The Skills They May Need Most in the Future

The Skills They May Need Most in the Future

There’s something I’ve been thinking about for a long time.

For many years, a large part of learning was based on memorization:
dates, facts, correct answers.

And yes, of course learning things is still important.

But we are living in a strange moment:
today, artificial intelligence can answer many questions in seconds.
It can summarize texts, translate languages, or solve problems.

So I keep asking myself this question more and more:
What things will remain deeply human?

Because there are skills that don’t appear on a test…
but will probably become the most important ones.

Creativity.
Curiosity.
The ability to imagine.
To connect ideas.
To interpret emotions.
To play.
To create something new from what they feel.

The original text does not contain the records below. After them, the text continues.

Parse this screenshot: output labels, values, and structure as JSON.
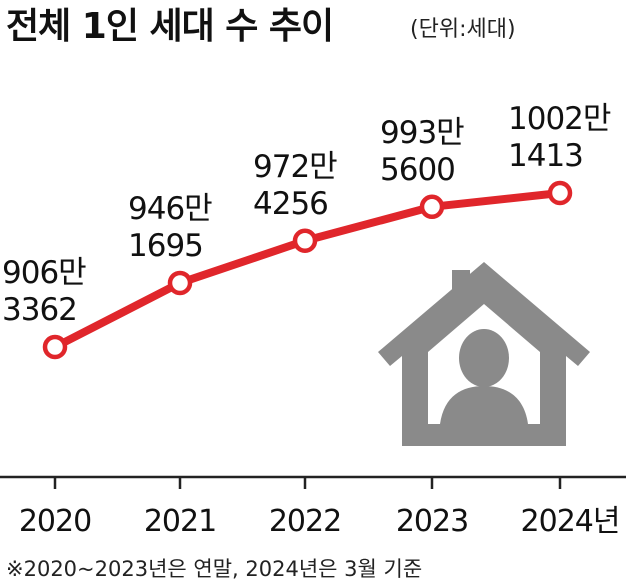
{
  "chart_data": {
    "type": "line",
    "title": "전체 1인 세대 수 추이",
    "unit_note": "(단위:세대)",
    "categories": [
      "2020",
      "2021",
      "2022",
      "2023",
      "2024년"
    ],
    "series": [
      {
        "values": [
          9063362,
          9461695,
          9724256,
          9935600,
          10021413
        ],
        "labels": [
          [
            "906만",
            "3362"
          ],
          [
            "946만",
            "1695"
          ],
          [
            "972만",
            "4256"
          ],
          [
            "993만",
            "5600"
          ],
          [
            "1002만",
            "1413"
          ]
        ],
        "color": "#e0262b"
      }
    ],
    "grid": false,
    "legend": "none",
    "footnote": "※2020~2023년은 연말, 2024년은 3월 기준"
  },
  "colors": {
    "line": "#e0262b",
    "axis": "#222222",
    "house_icon": "#8a8a8a"
  },
  "icons": [
    "house-person-icon"
  ]
}
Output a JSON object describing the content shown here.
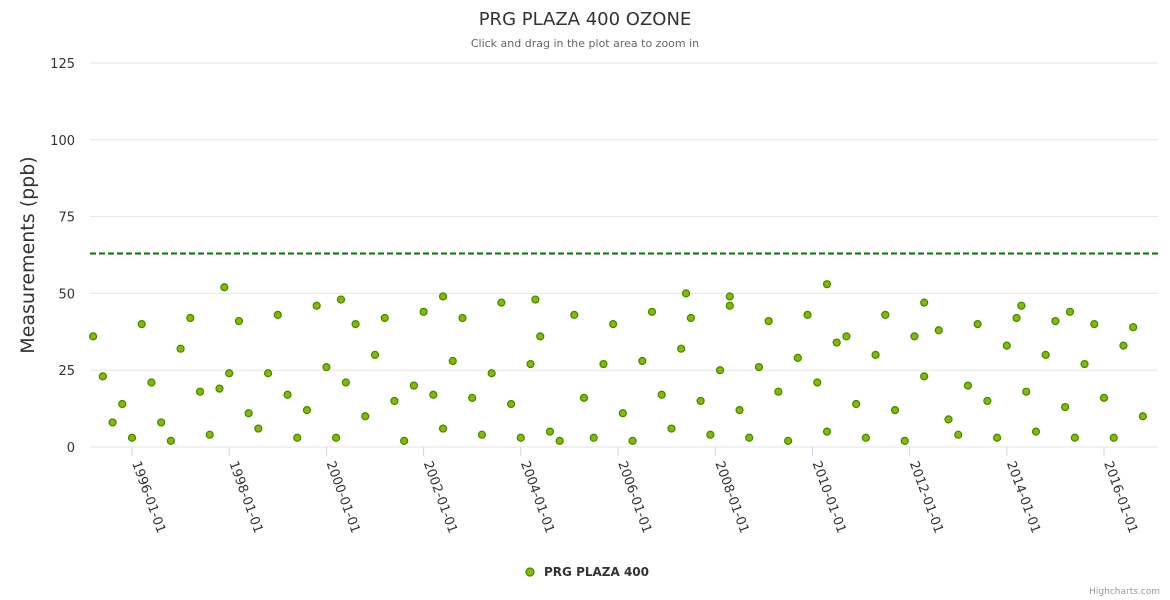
{
  "chart_data": {
    "type": "scatter",
    "title": "PRG PLAZA 400 OZONE",
    "subtitle": "Click and drag in the plot area to zoom in",
    "xlabel": "",
    "ylabel": "Measurements (ppb)",
    "ylim": [
      0,
      125
    ],
    "yticks": [
      0,
      25,
      50,
      75,
      100,
      125
    ],
    "xlim": [
      1995.0,
      2017.0
    ],
    "xticks": [
      {
        "value": 1996,
        "label": "1996-01-01"
      },
      {
        "value": 1998,
        "label": "1998-01-01"
      },
      {
        "value": 2000,
        "label": "2000-01-01"
      },
      {
        "value": 2002,
        "label": "2002-01-01"
      },
      {
        "value": 2004,
        "label": "2004-01-01"
      },
      {
        "value": 2006,
        "label": "2006-01-01"
      },
      {
        "value": 2008,
        "label": "2008-01-01"
      },
      {
        "value": 2010,
        "label": "2010-01-01"
      },
      {
        "value": 2012,
        "label": "2012-01-01"
      },
      {
        "value": 2014,
        "label": "2014-01-01"
      },
      {
        "value": 2016,
        "label": "2016-01-01"
      }
    ],
    "threshold": {
      "value": 63,
      "color": "#007700",
      "style": "dashed"
    },
    "series": [
      {
        "name": "PRG PLAZA 400",
        "fill": "#88b800",
        "stroke": "#3d8a00",
        "pattern": "daily values oscillate seasonally, roughly 0 to 45 ppb each year; data gaps mid-2005 and mid-2012",
        "x": [
          1995.2,
          1995.4,
          1995.6,
          1995.8,
          1996.0,
          1996.2,
          1996.4,
          1996.6,
          1996.8,
          1997.0,
          1997.2,
          1997.4,
          1997.6,
          1997.8,
          1998.0,
          1998.2,
          1998.4,
          1998.6,
          1998.8,
          1999.0,
          1999.2,
          1999.4,
          1999.6,
          1999.8,
          2000.0,
          2000.2,
          2000.4,
          2000.6,
          2000.8,
          2001.0,
          2001.2,
          2001.4,
          2001.6,
          2001.8,
          2002.0,
          2002.2,
          2002.4,
          2002.6,
          2002.8,
          2003.0,
          2003.2,
          2003.4,
          2003.6,
          2003.8,
          2004.0,
          2004.2,
          2004.4,
          2004.6,
          2004.8,
          2005.1,
          2005.3,
          2005.5,
          2005.7,
          2005.9,
          2006.1,
          2006.3,
          2006.5,
          2006.7,
          2006.9,
          2007.1,
          2007.3,
          2007.5,
          2007.7,
          2007.9,
          2008.1,
          2008.3,
          2008.5,
          2008.7,
          2008.9,
          2009.1,
          2009.3,
          2009.5,
          2009.7,
          2009.9,
          2010.1,
          2010.3,
          2010.5,
          2010.7,
          2010.9,
          2011.1,
          2011.3,
          2011.5,
          2011.7,
          2011.9,
          2012.1,
          2012.3,
          2012.6,
          2012.8,
          2013.0,
          2013.2,
          2013.4,
          2013.6,
          2013.8,
          2014.0,
          2014.2,
          2014.4,
          2014.6,
          2014.8,
          2015.0,
          2015.2,
          2015.4,
          2015.6,
          2015.8,
          2016.0,
          2016.2,
          2016.4,
          2016.6,
          2016.8,
          1997.9,
          2000.3,
          2002.4,
          2004.3,
          2007.4,
          2008.3,
          2010.3,
          2012.3,
          2014.3,
          2015.3
        ],
        "values": [
          36,
          23,
          8,
          14,
          3,
          40,
          21,
          8,
          2,
          32,
          42,
          18,
          4,
          19,
          24,
          41,
          11,
          6,
          24,
          43,
          17,
          3,
          12,
          46,
          26,
          3,
          21,
          40,
          10,
          30,
          42,
          15,
          2,
          20,
          44,
          17,
          6,
          28,
          42,
          16,
          4,
          24,
          47,
          14,
          3,
          27,
          36,
          5,
          2,
          43,
          16,
          3,
          27,
          40,
          11,
          2,
          28,
          44,
          17,
          6,
          32,
          42,
          15,
          4,
          25,
          46,
          12,
          3,
          26,
          41,
          18,
          2,
          29,
          43,
          21,
          5,
          34,
          36,
          14,
          3,
          30,
          43,
          12,
          2,
          36,
          23,
          38,
          9,
          4,
          20,
          40,
          15,
          3,
          33,
          42,
          18,
          5,
          30,
          41,
          13,
          3,
          27,
          40,
          16,
          3,
          33,
          39,
          10,
          52,
          48,
          49,
          48,
          50,
          49,
          53,
          47,
          46,
          44
        ]
      }
    ],
    "legend": {
      "position": "bottom-center",
      "entries": [
        "PRG PLAZA 400"
      ]
    },
    "credits": "Highcharts.com"
  }
}
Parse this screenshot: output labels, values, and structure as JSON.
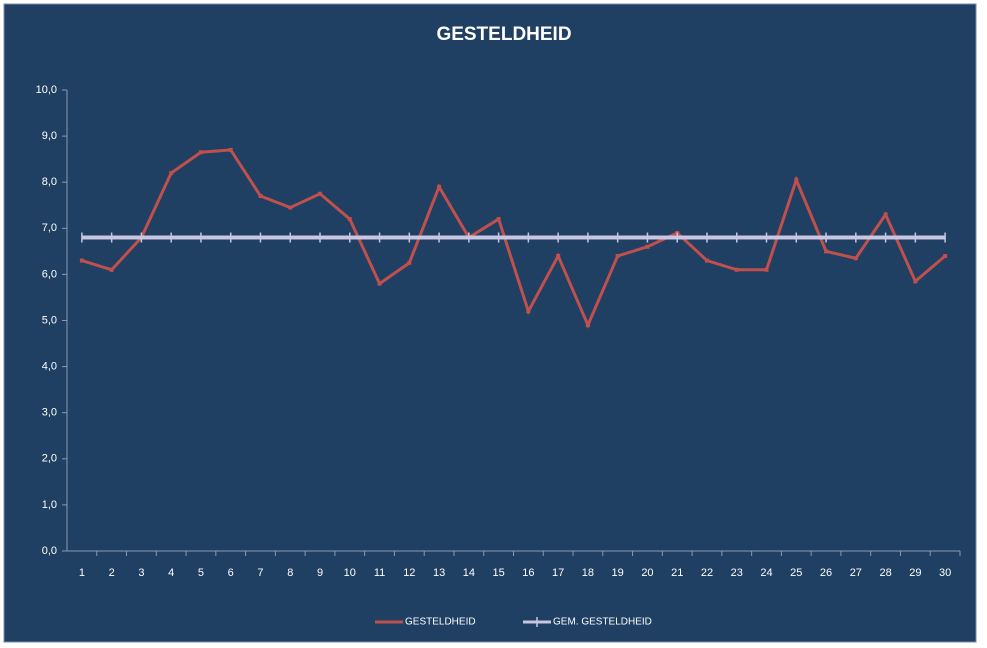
{
  "chart_data": {
    "type": "line",
    "title": "GESTELDHEID",
    "categories": [
      "1",
      "2",
      "3",
      "4",
      "5",
      "6",
      "7",
      "8",
      "9",
      "10",
      "11",
      "12",
      "13",
      "14",
      "15",
      "16",
      "17",
      "18",
      "19",
      "20",
      "21",
      "22",
      "23",
      "24",
      "25",
      "26",
      "27",
      "28",
      "29",
      "30"
    ],
    "series": [
      {
        "name": "GESTELDHEID",
        "color": "#c0504d",
        "values": [
          6.3,
          6.1,
          6.8,
          8.2,
          8.65,
          8.7,
          7.7,
          7.45,
          7.75,
          7.2,
          5.8,
          6.25,
          7.9,
          6.8,
          7.2,
          5.2,
          6.4,
          4.9,
          6.4,
          6.6,
          6.9,
          6.3,
          6.1,
          6.1,
          8.05,
          6.5,
          6.35,
          7.3,
          5.85,
          6.4
        ]
      },
      {
        "name": "GEM. GESTELDHEID",
        "color": "#c9c6e2",
        "values": [
          6.8,
          6.8,
          6.8,
          6.8,
          6.8,
          6.8,
          6.8,
          6.8,
          6.8,
          6.8,
          6.8,
          6.8,
          6.8,
          6.8,
          6.8,
          6.8,
          6.8,
          6.8,
          6.8,
          6.8,
          6.8,
          6.8,
          6.8,
          6.8,
          6.8,
          6.8,
          6.8,
          6.8,
          6.8,
          6.8
        ]
      }
    ],
    "ylim": [
      0,
      10
    ],
    "yticks": [
      {
        "value": 0,
        "label": "0,0"
      },
      {
        "value": 1,
        "label": "1,0"
      },
      {
        "value": 2,
        "label": "2,0"
      },
      {
        "value": 3,
        "label": "3,0"
      },
      {
        "value": 4,
        "label": "4,0"
      },
      {
        "value": 5,
        "label": "5,0"
      },
      {
        "value": 6,
        "label": "6,0"
      },
      {
        "value": 7,
        "label": "7,0"
      },
      {
        "value": 8,
        "label": "8,0"
      },
      {
        "value": 9,
        "label": "9,0"
      },
      {
        "value": 10,
        "label": "10,0"
      }
    ],
    "legend": "bottom"
  }
}
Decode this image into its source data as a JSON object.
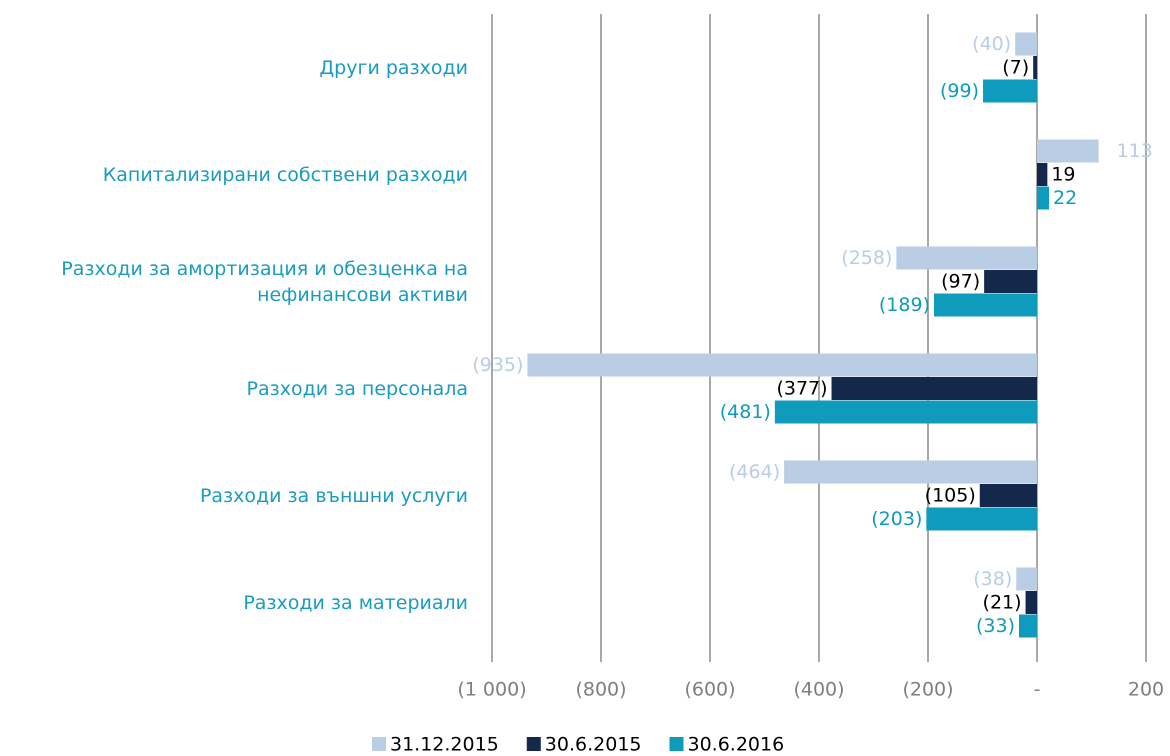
{
  "chart_data": {
    "type": "barh",
    "categories": [
      "Други разходи",
      "Капитализирани собствени разходи",
      "Разходи за амортизация и обезценка на нефинансови активи",
      "Разходи за персонала",
      "Разходи за външни услуги",
      "Разходи за материали"
    ],
    "series": [
      {
        "name": "31.12.2015",
        "color": "#b9cde5",
        "label_color": "#b9cde5",
        "values": [
          -40,
          113,
          -258,
          -935,
          -464,
          -38
        ],
        "value_labels": [
          "(40)",
          "113",
          "(258)",
          "(935)",
          "(464)",
          "(38)"
        ]
      },
      {
        "name": "30.6.2015",
        "color": "#14284b",
        "label_color": "#000000",
        "values": [
          -7,
          19,
          -97,
          -377,
          -105,
          -21
        ],
        "value_labels": [
          "(7)",
          "19",
          "(97)",
          "(377)",
          "(105)",
          "(21)"
        ]
      },
      {
        "name": "30.6.2016",
        "color": "#0f9bbb",
        "label_color": "#0f9bbb",
        "values": [
          -99,
          22,
          -189,
          -481,
          -203,
          -33
        ],
        "value_labels": [
          "(99)",
          "22",
          "(189)",
          "(481)",
          "(203)",
          "(33)"
        ]
      }
    ],
    "xlim": [
      -1000,
      200
    ],
    "xticks": [
      {
        "value": -1000,
        "label": "(1 000)"
      },
      {
        "value": -800,
        "label": "(800)"
      },
      {
        "value": -600,
        "label": "(600)"
      },
      {
        "value": -400,
        "label": "(400)"
      },
      {
        "value": -200,
        "label": "(200)"
      },
      {
        "value": 0,
        "label": "-"
      },
      200
    ],
    "grid": true,
    "legend": "bottom"
  }
}
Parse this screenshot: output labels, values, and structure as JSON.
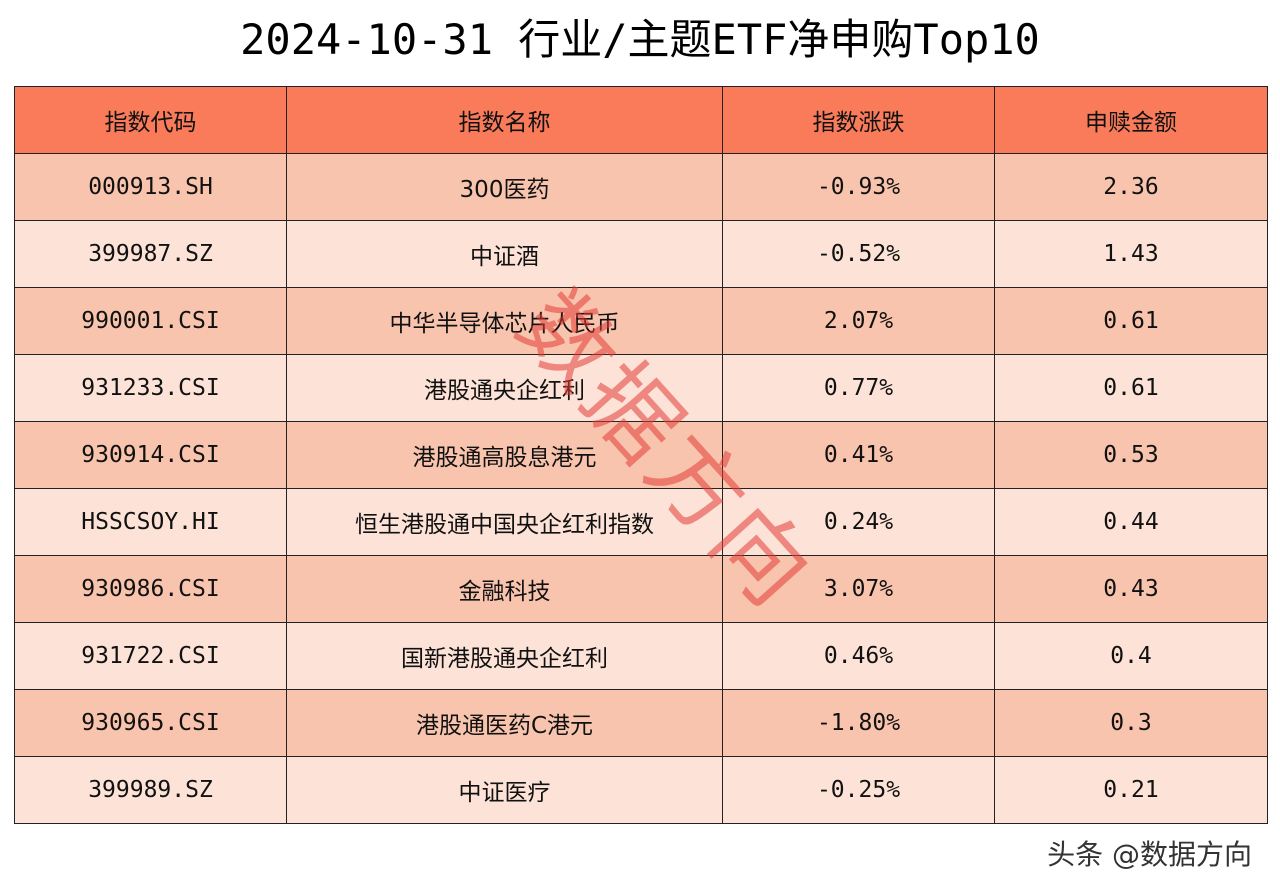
{
  "title": "2024-10-31 行业/主题ETF净申购Top10",
  "colors": {
    "header_bg": "#F97B5A",
    "row_odd_bg": "#F8C4AD",
    "row_even_bg": "#FDE3D7",
    "border": "#222222",
    "watermark": "#E13C37"
  },
  "watermark_text": "数据方向",
  "credit": "头条 @数据方向",
  "chart_data": {
    "type": "table",
    "columns": [
      "指数代码",
      "指数名称",
      "指数涨跌",
      "申赎金额"
    ],
    "rows": [
      [
        "000913.SH",
        "300医药",
        "-0.93%",
        "2.36"
      ],
      [
        "399987.SZ",
        "中证酒",
        "-0.52%",
        "1.43"
      ],
      [
        "990001.CSI",
        "中华半导体芯片人民币",
        "2.07%",
        "0.61"
      ],
      [
        "931233.CSI",
        "港股通央企红利",
        "0.77%",
        "0.61"
      ],
      [
        "930914.CSI",
        "港股通高股息港元",
        "0.41%",
        "0.53"
      ],
      [
        "HSSCSOY.HI",
        "恒生港股通中国央企红利指数",
        "0.24%",
        "0.44"
      ],
      [
        "930986.CSI",
        "金融科技",
        "3.07%",
        "0.43"
      ],
      [
        "931722.CSI",
        "国新港股通央企红利",
        "0.46%",
        "0.4"
      ],
      [
        "930965.CSI",
        "港股通医药C港元",
        "-1.80%",
        "0.3"
      ],
      [
        "399989.SZ",
        "中证医疗",
        "-0.25%",
        "0.21"
      ]
    ]
  }
}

And the interesting thing is that many of these skills begin to develop through something very simple:
when they sing,
when they invent stories,
when they play freely,
when someone watches them and joins their play.

Music has a lot to do with this.

But not as background noise.
Not as passive entertainment.

The magic happens when music is shared:
when we follow a rhythm together,
when they repeat a song a thousand times,
when they invent movements,
when a song becomes a game.

In those moments, they are not just listening.
They are creating.
Interpreting.
Expressing themselves.
Thinking.

Sometimes I feel we are obsessed with preparing them for the future…
when perhaps one of the most important things is protecting everything that makes them human.

At Petit Folks, we truly believe in that.

That’s why our songs, illustrations, and activities are not designed only for “learning songs.”

They are meant for playing, imagining, talking, and creating memories together.

Because maybe true learning is not about repeating answers…
but about learning to feel, create, and connect.